About Stefanie Hessler
Stefanie Hessler is a curator, writer, editor, and the director of Swiss Institute (SI). She has worked with over 300 artists, 50 organizations, and dozens of researchers across all continents. Originally from Germany, she has worked as a curator across exhibitions and biennales from Athens to São Paulo, Kochi to Montreal, Trondheim to Berlin.
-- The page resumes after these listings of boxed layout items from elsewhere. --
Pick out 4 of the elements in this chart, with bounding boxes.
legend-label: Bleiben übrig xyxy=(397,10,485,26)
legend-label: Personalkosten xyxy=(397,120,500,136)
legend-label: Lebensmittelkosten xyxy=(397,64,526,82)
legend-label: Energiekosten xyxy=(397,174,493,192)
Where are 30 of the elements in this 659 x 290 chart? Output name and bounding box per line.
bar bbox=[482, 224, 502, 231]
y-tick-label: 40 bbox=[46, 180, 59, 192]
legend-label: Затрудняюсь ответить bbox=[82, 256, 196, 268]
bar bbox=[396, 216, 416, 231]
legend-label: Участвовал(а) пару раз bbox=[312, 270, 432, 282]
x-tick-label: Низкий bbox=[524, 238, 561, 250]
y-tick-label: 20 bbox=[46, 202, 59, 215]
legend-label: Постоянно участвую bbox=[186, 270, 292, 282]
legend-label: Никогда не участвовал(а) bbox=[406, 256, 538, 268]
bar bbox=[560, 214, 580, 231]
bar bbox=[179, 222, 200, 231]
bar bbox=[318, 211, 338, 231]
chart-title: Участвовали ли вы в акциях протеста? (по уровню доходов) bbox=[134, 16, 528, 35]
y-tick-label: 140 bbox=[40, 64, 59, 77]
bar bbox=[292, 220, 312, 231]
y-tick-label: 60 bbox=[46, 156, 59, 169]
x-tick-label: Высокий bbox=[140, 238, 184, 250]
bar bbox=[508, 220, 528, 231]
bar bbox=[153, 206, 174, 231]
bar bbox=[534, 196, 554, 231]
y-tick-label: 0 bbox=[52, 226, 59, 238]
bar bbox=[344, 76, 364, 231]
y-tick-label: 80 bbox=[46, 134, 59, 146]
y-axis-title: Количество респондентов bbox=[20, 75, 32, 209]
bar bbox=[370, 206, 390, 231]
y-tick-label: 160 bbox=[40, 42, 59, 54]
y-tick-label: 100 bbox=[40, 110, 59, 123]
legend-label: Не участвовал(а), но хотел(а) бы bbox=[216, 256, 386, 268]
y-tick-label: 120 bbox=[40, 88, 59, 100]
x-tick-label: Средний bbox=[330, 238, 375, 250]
She has worked with some of the biggest artists of today, including Joan Jonas, Tomas Saraceno, and Christine Sun Kim as well as nurtured careers of emerging artists who are currently having their big break, such as Lap-See Lam, Ali Cherri, and Raven Chacon.
In addition to her role at Swiss Institute, Hessler is the curator of Parcours at Art Basel in Basel, and co-curator of the 2026 Counterpublic Triennial in St. Louis. Previously Hessler served as the Director of Kunsthall Trondheim in Norway. Her selected projects as an independent curator include the 17th Momenta Biennale: Sensing Nature, Montreal; Rising Tides/Down to Earth, Gropius Bau, Berlin; Joan Jonas: Moving Off the Land II, Ocean Space, Venice; the symposium Practices of Attention, 33rd Bienal de São Paulo; and the 6th Athens Biennale. Hessler is the author of Prospecting Ocean (MIT Press) and has edited over a dozen volumes.
About Frame Contemporary Art Finland
Frame Contemporary Art Finland, an advocate for Finnish contemporary art, has served as the commissioner of the Aalto Pavilion of Finland since 2013. Frame supports international initiatives and fosters professional exchange, encouraging the critical development of the field through grants, a visitor programme, curator residencies, seminars and talks, exhibition collaborations, and network platforms. 2026 marks the Aalto Pavilion of Finland’s 70th anniversary.